Embora profundamente ignorante no que respeita ao funcionamento técnico e científico de uma nave espacial, desde que me lembro que manifesto um grande interesse por este tipo de questões, de tal modo que não foram poucas as horas perdidas, na minha infância pouquíssimo interessante, a ver uma e outra vez repetições e gravações do lançamento e da épica alunagem da Apollo 11, da enorme expectativa à volta da Sputnik-1 (o primeiro satélite artificial a percorrer a órbita terrestre), do voo espantoso e pioneiro de Gagarin em 1961, do milagre da Apollo 13, do desastre incomparável e fatal do Challanger em 1986 ou da construção da Estação Espacial Internacional, no imediato pós-Guerra Fria.
O lançamento da Demo-2 (DM-2) é, assim, na sequência de tantos outros, mais um feito histórico, tendo em conta que foi o primeiro voo espacial realizado por uma empresa totalmente privada (a SpaceX de Elon Musk, igualmente proprietário da Tesla). A DM-2 reveste-se ainda de um carácter mais excepcional, na medida em que representa um regresso aos voos espaciais norte-americanos, o que não acontecia desde o já longínquo primeiro mandato do Presidente Obama. De facto, a DM-2 é a primeira missão tripulada a ser lançada em território americano desde a STS-135-Atlantis (2011), sendo ainda a primeira missão iniciada nos Estados Unidos com dois astronautas desde a STS-4 em 1982 (primeiro mandado de Ronald Reagan). Curiosamente, Douglas Hurley, escolhido para comandante da Demo-2, foi também um dos tripulantes da Atlantis (missão STS-135), que marcou o fim da anterior era espacial da NASA, em 2011.

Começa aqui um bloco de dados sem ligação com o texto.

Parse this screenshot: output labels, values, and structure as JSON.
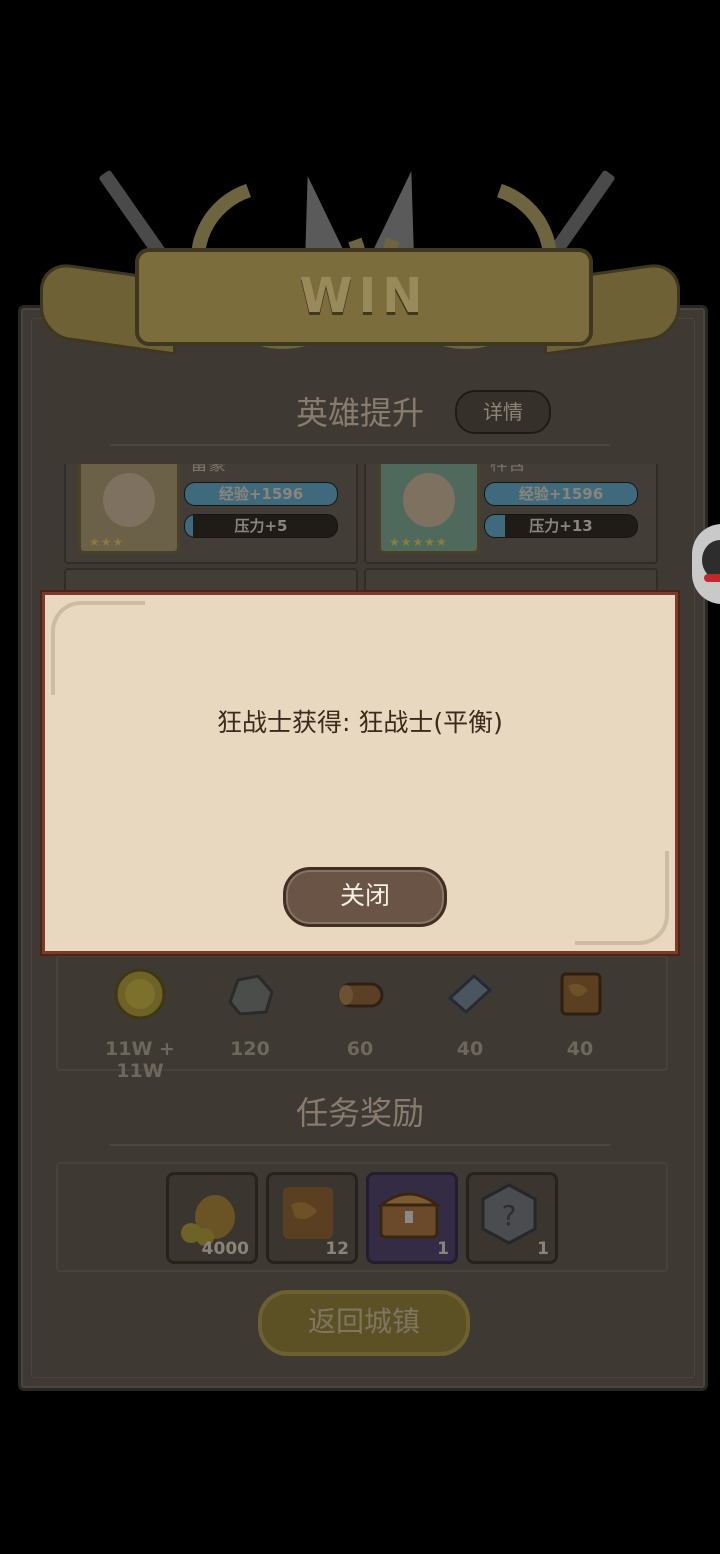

Desde a Atlantis e do longínquo ano de 2011, a Rússia assumiu a hegemonia no que respeita às missões espaciais, através das naves Soyuz, desde então as únicas a garantir o intercâmbio de astronautas entre a Terra e a Estação Espacial Internacional (EEI). Por cada astronauta dos EUA colocado no espaço a bordo de uma Soyuz, o governo norte-americano teve de pagar ao seu congénere russo cerca de 90 milhões de dólares. O lançamento da Crew Dragon Demo-2 representa, assim, o regresso dos EUA à cena espacial internacional, da qual são, desde a Apollo 11, o actor principal, mas cuja permanência no papel de protagonismo tinha ficado em risco na última década.
As condições meteorológicas ainda deram um abalo ao histórico lançamento, que se deveria ter realizado no último 27 de Maio, mas que o mau tempo adiou por três dias. Contudo, a 30 de Maio de 2020, no famoso Centro Espacial John F. Kennedy (Cabo Canaveral) e perante a assistência tímida do Presidente Trump e do Vice-Presidente Mike Pence, a DM-2 deu finalmente início à sua missão, levantando voo rumo ao Universo às 15h22 locais (20h22 de Lisboa).
A DM-2 é o fruto do casamento entre o profissionalismo e competência da NASA (os dois tripulantes, Douglas Hurley e Robert Behnken, foram formados pela agência espacial norte-americana) e a audácia e criatividade da SpaceX (o Falcon 9 - nave espacial utilizada na missão Crew Dragon Demo-2 - foi integralmente projectado e construído pela empresa de Musk). De facto, esta união parece então ser, até à data, uma parceria de sucesso. E são estas parcerias público-privadas que se espera que venham, finalmente, a permitir aos Estados Unidos a independência face à Rússia, no ramo dos projectos espaciais.
Mas as novidades não ficam por aqui e a SpaceX surpreende constantemente com os progressos tecnológicos que protagoniza. O Falcon 9, cujo nome se inspira na célebre Millennium Falcon da saga Star Wars, é o primeiro e único foguetão totalmente reutilizável da História da exploração espacial. Como vimos na já distante noite de 30 de Maio, logo após o lançamento da missão, a nave separou-se em duas partes distintas; e se uma primeira seguiu (com sucesso) rumo à EEI, uma segunda aterrou, automática e integralmente, num porta-aviões designado para o efeito. A aterragem desta segunda peça foi como o rebobinar do lançamento inicial do Falcon 9, visto que a precisão e o rigor foram de tal ordem que pareceram replicar o lançamento da missão, embora dessa vez “de trás para a frente”. Pela primeira vez, uma parte significativa do foguetão não foi atirada ao mar, mas conservada na íntegra.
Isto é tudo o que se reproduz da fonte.